Gerardo Herrera Huizar

Michoacán a sangre y fuego

El síndrome de violencia inaudita se va extendiendo por todo el país con diferentes grados de intensidad y con una desfachatez creciente por parte de grupos delictivos.

Ya no es privativo de una entidad o una región, el síndrome de violencia inaudita se va extendiendo por todo el país con diferentes grados de intensidad, pero con una desfachatez creciente por parte de grupos delictivos que pretenden hacerse con el control territorial total para el desarrollo de sus ilegales pero lucrativas actividades a cualquier costo.

Las evidencias sugieren que la delincuencia no tiene freno ni empacho en organizar contingentes fuertemente pertrechados y evidentemente adiestrados para llevar a cabo operaciones coordinadas con las que siembran repentinamente caos y muerte.

Michoacán se ha convertido en los últimos sexenios en un apetecible objetivo para el crimen, debido a su estratégica ubicación y la riqueza que puede generar. Grupos delictivos de diferentes denominaciones se han querido hacer de los negocios, lícitos e ilícitos, a sangre y fuego y ante la pobre respuesta gubernamental, se ha dado origen a las flamantes autodefensas y a gobiernos paralelos para tratar de contener la candente situación, ya por vía del despliegue de fuerzas de la federación, ya mediante estrategias de negociación política y hasta la oficialización de grupos armados como fuerzas de seguridad locales.

Ninguna de las medidas adoptadas por los gobiernos de los tres órdenes durante las últimas administraciones han logrado la desarticulación de las bandas, antes bien, la situación se ha tornado más compleja con la formación de grupúsculos que buscan mantener el control local por la vía de las armas y se enfrentan a contingentes externos que amenazan a las comunidades y retan abiertamente al Estado ante la tibia reacción de las autoridades y en no pocos casos con una notoria inferioridad numérica, de armamento y de recursos, frente a los grupos que exhiben una composición casi beligerante, con organización, logística, comunicaciones y amplia libertad de acción pero, sobre todo, con una intensa motivación económica.

Lo sucedido los últimos días en poblaciones de ese estado, particularmente Tepalcatepec, debe ser considerado con seriedad y preocupación. El ataque a la población, a fuerzas federales como la muy socorrida Guardia Nacional, con saldo de muertos y heridos, el tiempo de duración de los enfrentamientos, la dimensión del contingente agresor y la potencia de fuego mostrada por los delincuentes, evidencia una abierta amenaza a la seguridad de la población, al Estado de derecho y a la gobernabilidad, habida cuenta de que estas organizaciones criminales no tienen ningún interés en hacer caso de los consejos de la abuela ni de los llamados a la cordura y sí aprovechan la política de abrazos para fortalecerse y consolidarse.

La situación de violencia generada por grupos del crimen organizado no se detendrá mientras el incentivo económico esté presente, los controles oficiales sean frágiles y las estrategias gubernamentales les parezcan favorables para continuar generando ingentes recursos y penetrando el ambiente político, económico y social de manera abierta.

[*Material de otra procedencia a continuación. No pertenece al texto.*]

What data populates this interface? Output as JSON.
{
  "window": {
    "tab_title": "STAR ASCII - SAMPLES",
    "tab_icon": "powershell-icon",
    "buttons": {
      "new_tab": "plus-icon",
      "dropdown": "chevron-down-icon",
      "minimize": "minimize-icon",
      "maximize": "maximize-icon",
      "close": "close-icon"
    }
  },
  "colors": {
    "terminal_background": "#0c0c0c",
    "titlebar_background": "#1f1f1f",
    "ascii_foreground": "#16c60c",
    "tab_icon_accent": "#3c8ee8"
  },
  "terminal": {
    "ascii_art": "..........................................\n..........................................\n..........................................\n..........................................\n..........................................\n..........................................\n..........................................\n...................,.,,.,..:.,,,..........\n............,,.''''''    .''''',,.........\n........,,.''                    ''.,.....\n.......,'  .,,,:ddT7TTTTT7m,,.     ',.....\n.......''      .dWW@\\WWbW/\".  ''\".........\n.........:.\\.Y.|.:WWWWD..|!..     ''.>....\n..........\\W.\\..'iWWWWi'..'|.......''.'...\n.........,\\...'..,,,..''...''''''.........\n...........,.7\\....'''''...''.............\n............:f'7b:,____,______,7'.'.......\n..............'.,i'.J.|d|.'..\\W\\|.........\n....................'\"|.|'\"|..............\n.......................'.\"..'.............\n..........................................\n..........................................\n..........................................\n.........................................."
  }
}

Todo ello les facilita, de manera recurrente y continua, la adquisición de armas, medios de movilidad y comunicación, para generar estructuras activas con la suficiente fuerza para controlar toda clase de actividades en regiones geográficas extensas, no solo para la producción y trasiego de drogas, sino para la comisión de otros delitos que les son inherentes y les reditúan cuantiosas ganancias, como la extorsión (incluso sobre autoridades locales), el secuestro o el tráfico de personas, que llevan de manera obligada a la intimidación, al uso de la fuerza y al homicidio, como medios para obtener y mantener el control territorial.

La actividad criminal adquiere ya características de enfrentamiento bélico en México que debe ser observado estrechamente en su evolución y contenido en sus centros de gravedad más relevantes, antes de que la bola de nieve rebase las capacidades institucionales para brindar las condiciones mínimas de estabilidad y protección a que está obligado el Estado.

Se debe hacer hoy lo que sea necesario, antes de que las mil cabezas del monstruo se reproduzcan y lleven a consecuencias de mayores dimensiones.

No miremos la paja en el vecino y omitamos la viga en el seno propio.